«Frattanto l'idea che il libraio avrebbe potuto pagar quanto prima tutto il suo debito e riavere i suoi libri, mi pungeva continuamente e mi dava nuovo ardore a studiare. Non dormivo più che un'ora appena per notte, la mia salute se ne stremava sempre più, e le candele consumavano in fretta, così che la sottrazione ch'io ne faceva doveva pur finalmente apparire alla Dorotea. Ben lo pensavo alcuna volta, e un gran spavento mi occupava, ma come fare altrimenti?

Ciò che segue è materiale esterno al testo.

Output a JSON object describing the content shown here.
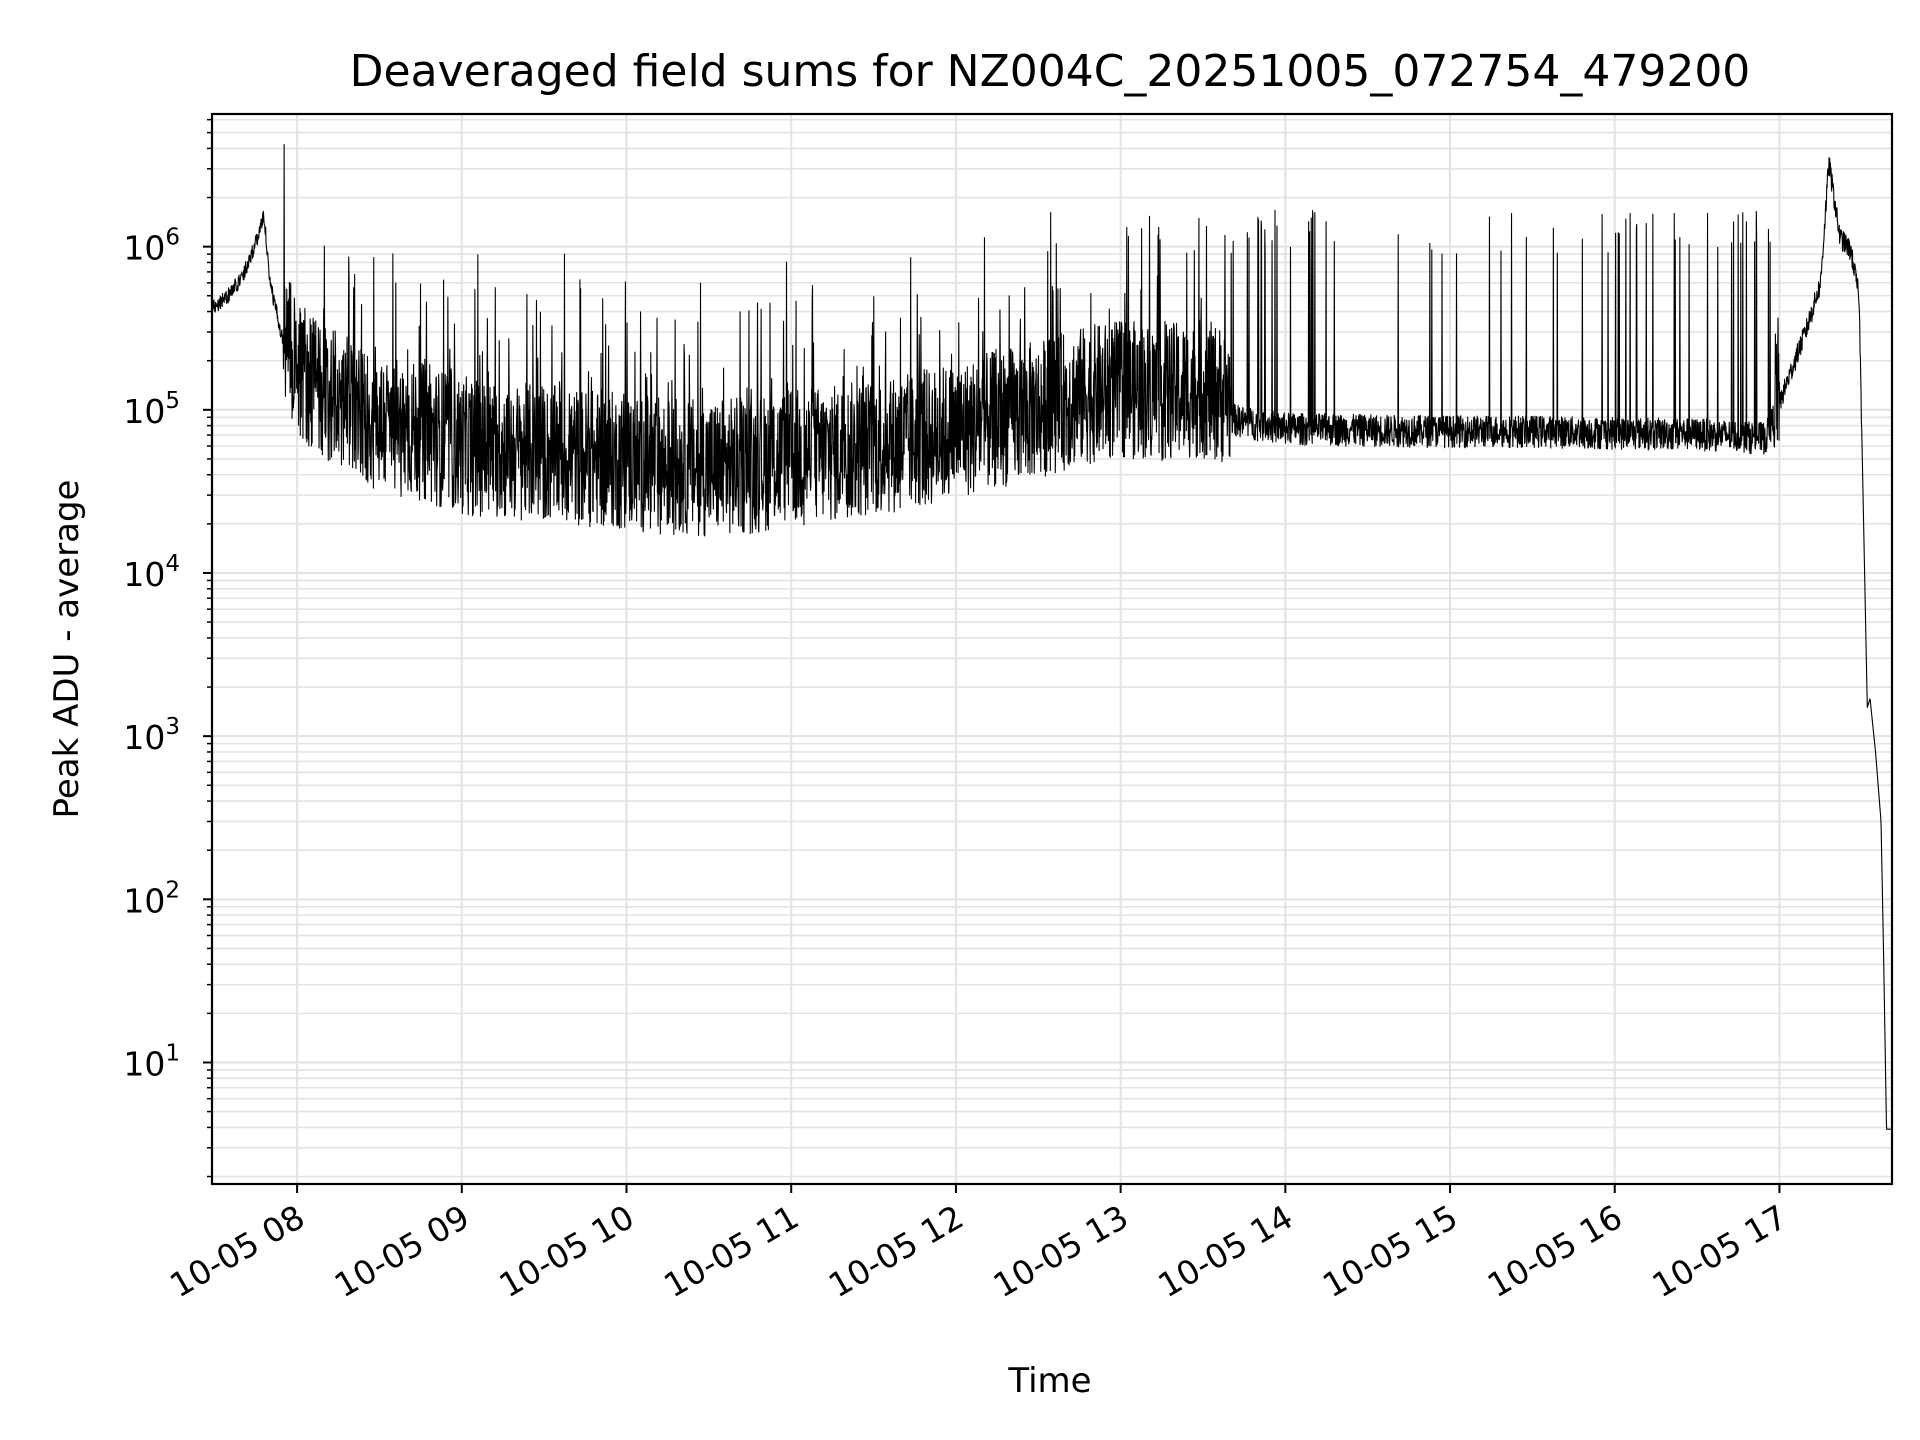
{
  "chart_data": {
    "type": "line",
    "title": "Deaveraged field sums for NZ004C_20251005_072754_479200",
    "xlabel": "Time",
    "ylabel": "Peak ADU - average",
    "yscale": "log",
    "xlim": [
      "10-05 07:29",
      "10-05 17:41"
    ],
    "ylim": [
      1.8,
      6500000
    ],
    "grid": true,
    "legend": "none",
    "x_ticks": [
      "10-05 08",
      "10-05 09",
      "10-05 10",
      "10-05 11",
      "10-05 12",
      "10-05 13",
      "10-05 14",
      "10-05 15",
      "10-05 16",
      "10-05 17"
    ],
    "y_ticks": [
      {
        "base": "10",
        "exp": "1"
      },
      {
        "base": "10",
        "exp": "2"
      },
      {
        "base": "10",
        "exp": "3"
      },
      {
        "base": "10",
        "exp": "4"
      },
      {
        "base": "10",
        "exp": "5"
      },
      {
        "base": "10",
        "exp": "6"
      }
    ],
    "series": [
      {
        "color": "#000000",
        "points": [
          [
            "10-05 07:29",
            420000
          ],
          [
            "10-05 07:35",
            500000
          ],
          [
            "10-05 07:40",
            650000
          ],
          [
            "10-05 07:45",
            1050000
          ],
          [
            "10-05 07:48",
            1550000
          ],
          [
            "10-05 07:50",
            600000
          ],
          [
            "10-05 07:55",
            260000
          ],
          [
            "10-05 08:00",
            140000
          ],
          [
            "10-05 08:10",
            95000
          ],
          [
            "10-05 08:20",
            75000
          ],
          [
            "10-05 08:30",
            62000
          ],
          [
            "10-05 08:45",
            55000
          ],
          [
            "10-05 09:00",
            45000
          ],
          [
            "10-05 09:15",
            42000
          ],
          [
            "10-05 09:30",
            40000
          ],
          [
            "10-05 09:45",
            38000
          ],
          [
            "10-05 10:00",
            36000
          ],
          [
            "10-05 10:15",
            34000
          ],
          [
            "10-05 10:30",
            33000
          ],
          [
            "10-05 10:45",
            34000
          ],
          [
            "10-05 11:00",
            38000
          ],
          [
            "10-05 11:15",
            40000
          ],
          [
            "10-05 11:30",
            44000
          ],
          [
            "10-05 11:45",
            48000
          ],
          [
            "10-05 12:00",
            55000
          ],
          [
            "10-05 12:15",
            65000
          ],
          [
            "10-05 12:30",
            75000
          ],
          [
            "10-05 12:45",
            90000
          ],
          [
            "10-05 13:00",
            100000
          ],
          [
            "10-05 13:15",
            95000
          ],
          [
            "10-05 13:30",
            100000
          ],
          [
            "10-05 13:45",
            85000
          ],
          [
            "10-05 14:00",
            78000
          ],
          [
            "10-05 14:30",
            76000
          ],
          [
            "10-05 15:00",
            75000
          ],
          [
            "10-05 15:30",
            75000
          ],
          [
            "10-05 16:00",
            73000
          ],
          [
            "10-05 16:30",
            72000
          ],
          [
            "10-05 16:55",
            68000
          ],
          [
            "10-05 17:00",
            110000
          ],
          [
            "10-05 17:10",
            320000
          ],
          [
            "10-05 17:15",
            600000
          ],
          [
            "10-05 17:18",
            3300000
          ],
          [
            "10-05 17:22",
            1150000
          ],
          [
            "10-05 17:26",
            950000
          ],
          [
            "10-05 17:29",
            500000
          ],
          [
            "10-05 17:32",
            1500
          ],
          [
            "10-05 17:33",
            1700
          ],
          [
            "10-05 17:35",
            800
          ],
          [
            "10-05 17:37",
            300
          ],
          [
            "10-05 17:38",
            40
          ],
          [
            "10-05 17:39",
            3.9
          ],
          [
            "10-05 17:41",
            3.9
          ]
        ]
      }
    ]
  }
}
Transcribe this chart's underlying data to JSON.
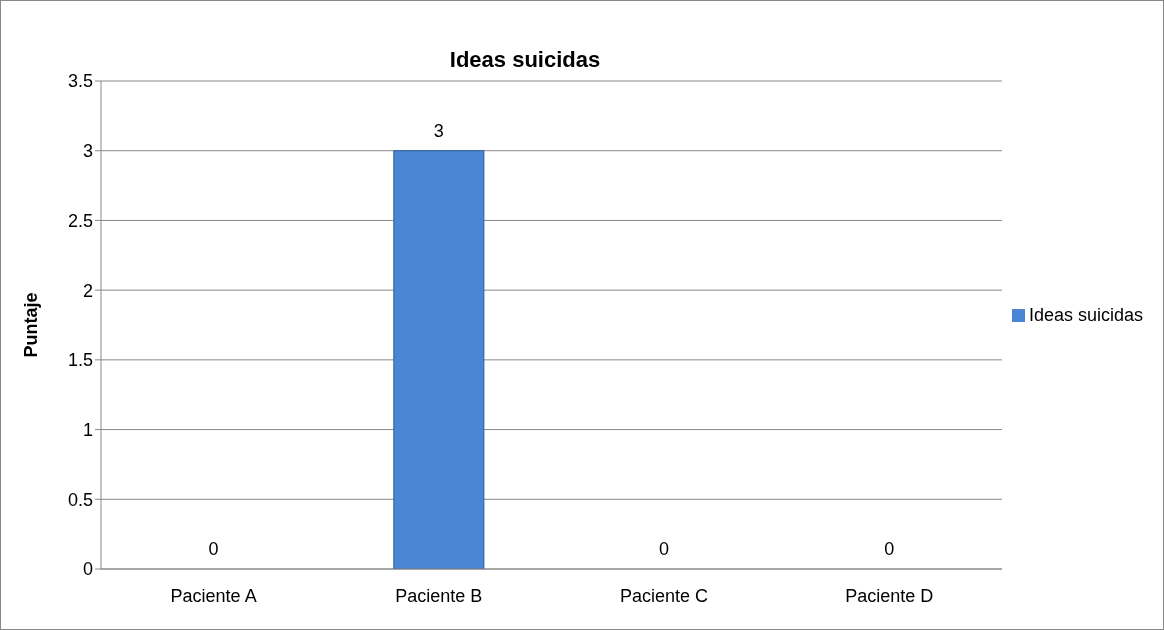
{
  "chart_data": {
    "type": "bar",
    "title": "Ideas suicidas",
    "ylabel": "Puntaje",
    "categories": [
      "Paciente A",
      "Paciente B",
      "Paciente C",
      "Paciente D"
    ],
    "series": [
      {
        "name": "Ideas suicidas",
        "color": "#4a86d4",
        "values": [
          0,
          3,
          0,
          0
        ]
      }
    ],
    "ylim": [
      0,
      3.5
    ],
    "yticks": [
      0,
      0.5,
      1,
      1.5,
      2,
      2.5,
      3,
      3.5
    ],
    "grid": "y",
    "legend": "right",
    "data_labels": true
  }
}
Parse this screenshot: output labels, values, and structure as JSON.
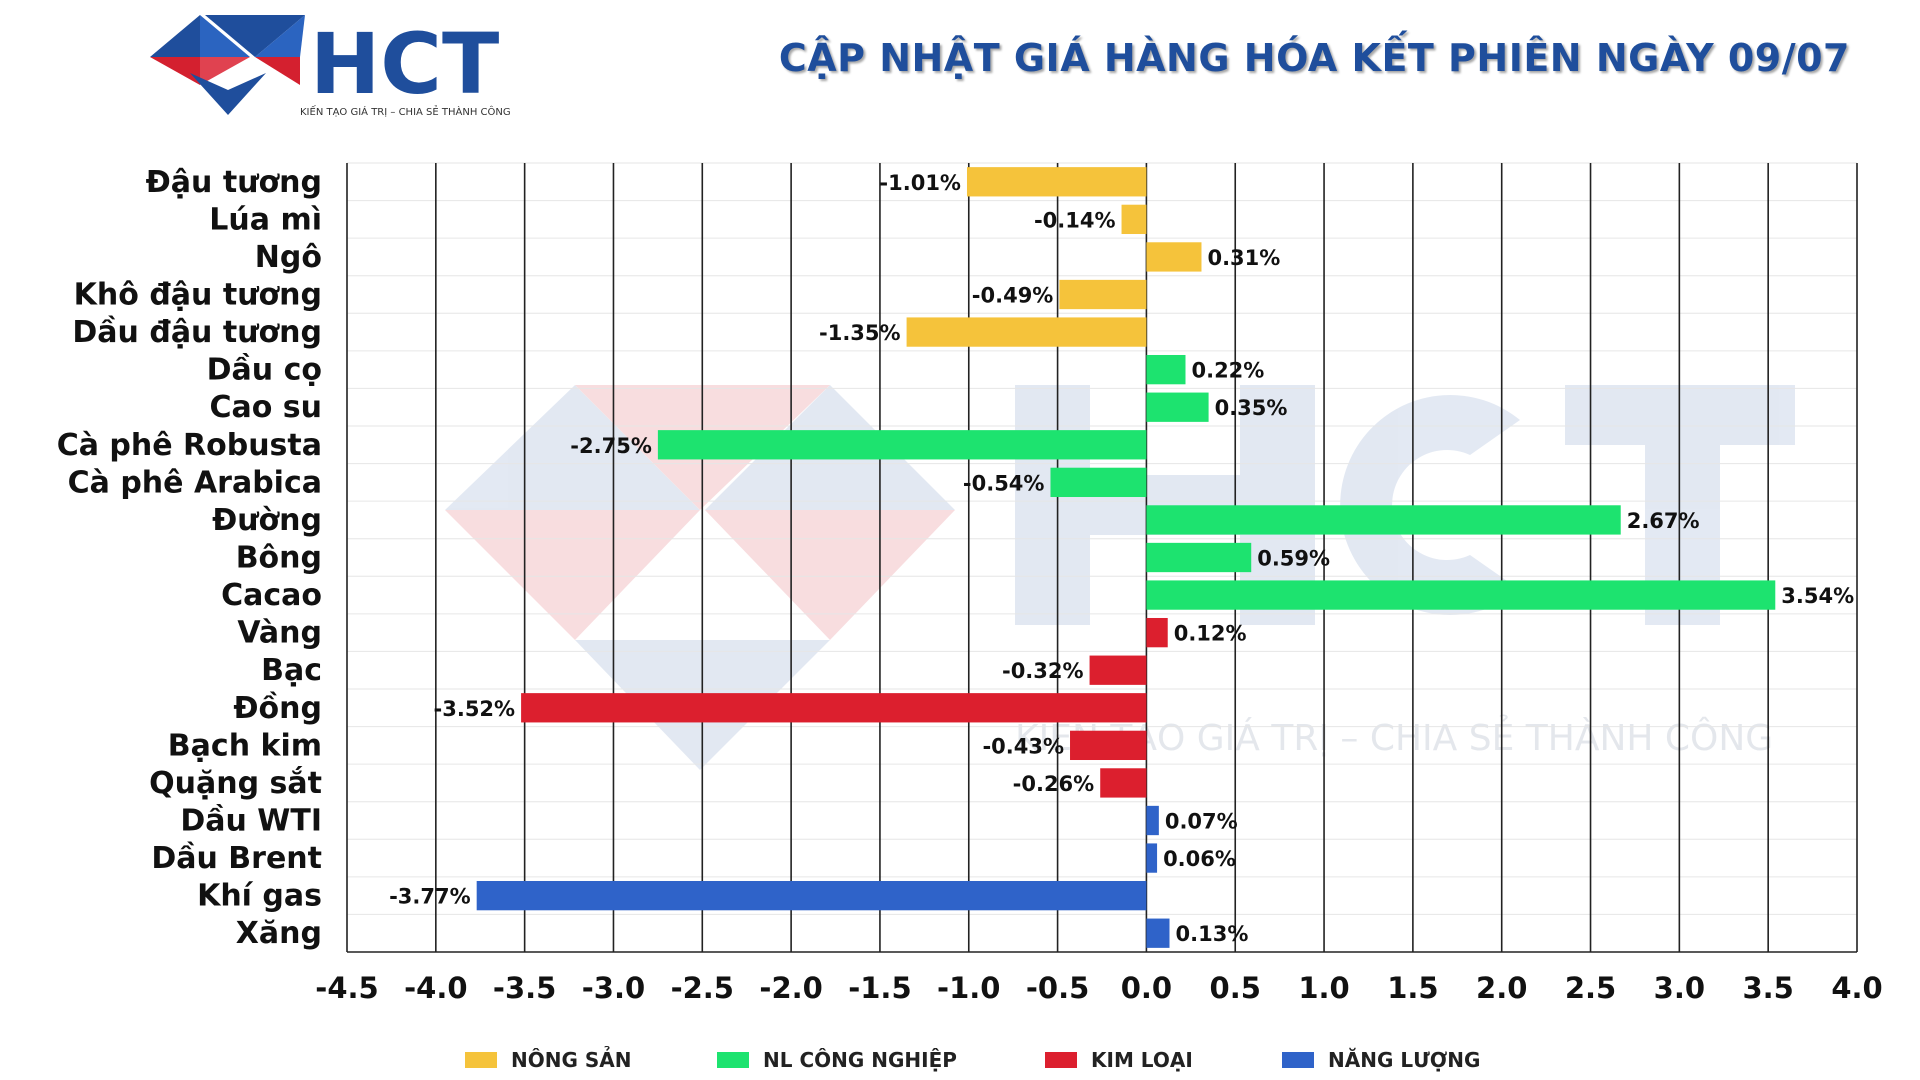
{
  "header": {
    "title": "CẬP NHẬT GIÁ HÀNG HÓA KẾT PHIÊN NGÀY 09/07",
    "logo_text": "HCT",
    "logo_tagline": "KIẾN TẠO GIÁ TRỊ – CHIA SẺ THÀNH CÔNG",
    "watermark_tagline": "KIẾN TẠO GIÁ TRỊ – CHIA SẺ THÀNH CÔNG"
  },
  "colors": {
    "title": "#1f4e9c",
    "logo_blue": "#1f4e9c",
    "logo_red": "#d4202f"
  },
  "chart_data": {
    "type": "bar",
    "orientation": "horizontal",
    "title": "CẬP NHẬT GIÁ HÀNG HÓA KẾT PHIÊN NGÀY 09/07",
    "xlabel": "",
    "ylabel": "",
    "xlim": [
      -4.5,
      4.0
    ],
    "xticks": [
      -4.5,
      -4.0,
      -3.5,
      -3.0,
      -2.5,
      -2.0,
      -1.5,
      -1.0,
      -0.5,
      0.0,
      0.5,
      1.0,
      1.5,
      2.0,
      2.5,
      3.0,
      3.5,
      4.0
    ],
    "xtick_labels": [
      "-4.5",
      "-4.0",
      "-3.5",
      "-3.0",
      "-2.5",
      "-2.0",
      "-1.5",
      "-1.0",
      "-0.5",
      "0.0",
      "0.5",
      "1.0",
      "1.5",
      "2.0",
      "2.5",
      "3.0",
      "3.5",
      "4.0"
    ],
    "grid": "vertical",
    "legend_position": "bottom",
    "groups": [
      {
        "name": "NÔNG SẢN",
        "color": "#f5c33b"
      },
      {
        "name": "NL CÔNG NGHIỆP",
        "color": "#1de36f"
      },
      {
        "name": "KIM LOẠI",
        "color": "#dc1f2e"
      },
      {
        "name": "NĂNG LƯỢNG",
        "color": "#2f63c9"
      }
    ],
    "items": [
      {
        "category": "Đậu tương",
        "value": -1.01,
        "label": "-1.01%",
        "group": 0
      },
      {
        "category": "Lúa mì",
        "value": -0.14,
        "label": "-0.14%",
        "group": 0
      },
      {
        "category": "Ngô",
        "value": 0.31,
        "label": "0.31%",
        "group": 0
      },
      {
        "category": "Khô đậu tương",
        "value": -0.49,
        "label": "-0.49%",
        "group": 0
      },
      {
        "category": "Dầu đậu tương",
        "value": -1.35,
        "label": "-1.35%",
        "group": 0
      },
      {
        "category": "Dầu cọ",
        "value": 0.22,
        "label": "0.22%",
        "group": 1
      },
      {
        "category": "Cao su",
        "value": 0.35,
        "label": "0.35%",
        "group": 1
      },
      {
        "category": "Cà phê Robusta",
        "value": -2.75,
        "label": "-2.75%",
        "group": 1
      },
      {
        "category": "Cà phê Arabica",
        "value": -0.54,
        "label": "-0.54%",
        "group": 1
      },
      {
        "category": "Đường",
        "value": 2.67,
        "label": "2.67%",
        "group": 1
      },
      {
        "category": "Bông",
        "value": 0.59,
        "label": "0.59%",
        "group": 1
      },
      {
        "category": "Cacao",
        "value": 3.54,
        "label": "3.54%",
        "group": 1
      },
      {
        "category": "Vàng",
        "value": 0.12,
        "label": "0.12%",
        "group": 2
      },
      {
        "category": "Bạc",
        "value": -0.32,
        "label": "-0.32%",
        "group": 2
      },
      {
        "category": "Đồng",
        "value": -3.52,
        "label": "-3.52%",
        "group": 2
      },
      {
        "category": "Bạch kim",
        "value": -0.43,
        "label": "-0.43%",
        "group": 2
      },
      {
        "category": "Quặng sắt",
        "value": -0.26,
        "label": "-0.26%",
        "group": 2
      },
      {
        "category": "Dầu WTI",
        "value": 0.07,
        "label": "0.07%",
        "group": 3
      },
      {
        "category": "Dầu Brent",
        "value": 0.06,
        "label": "0.06%",
        "group": 3
      },
      {
        "category": "Khí gas",
        "value": -3.77,
        "label": "-3.77%",
        "group": 3
      },
      {
        "category": "Xăng",
        "value": 0.13,
        "label": "0.13%",
        "group": 3
      }
    ]
  }
}
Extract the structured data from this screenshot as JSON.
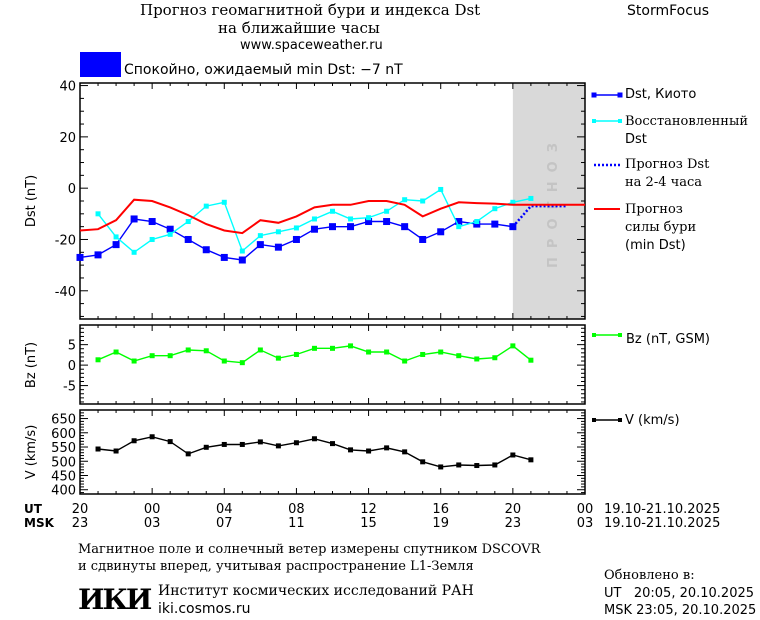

«In questo frattempo ecco un giorno avvenire tal cosa che tutto mi conturbò più che non ti possa dire.
«Ero, secondo il solito, nello studiolo con Nariccia. Entra un uomo piccolo, mal in arnese, sottile, con faccia di faina, il quale interpella con una strana domestichezza il mio padrone:
«— Eh buon giorno, messer Nariccia. Come va? Mi riconoscete ancora? Gli amici non si debbono dimenticar mai.
«Quella voce non mi era ignota. Alzo gli occhi e figurati come io mi rimanessi nel vedermi innanzi il naso affilato di Graffigna, il mio compagno di carcere!
«La presenza di codestui non parve andar molto a sangue neppure a messer Nariccia. La bassa di lui fronte s'intorbidò, gli occhi rotarono inquieti intorno, come a cercar uno scampo.
«— Chi siete voi? Che volete? Diss'egli, volendo assumere un aspetto imponente ed altezzoso.
«Graffigna s'inchinava umilmente, ma ad un tratto drizzando la persona, mettendo il suo muso volpino sotto il naso di Nariccia e piantandogli in faccia gli occhi, rispose con una certa sicurezza che toccava l'impertinenza:
«— Chi sono? Possibile che abbiate perduto siffattamente la memoria, messer Antonio, o che io mi sia tanto cambiato da non riconoscere più in me un antico amico?
«A questa parola Nariccia diede in un soprassalto, e uno de' suoi occhi fece scivolare uno sguardo verso di me, che tutto stupito di codesto stavo a guardare a bocca larga colla penna in mano.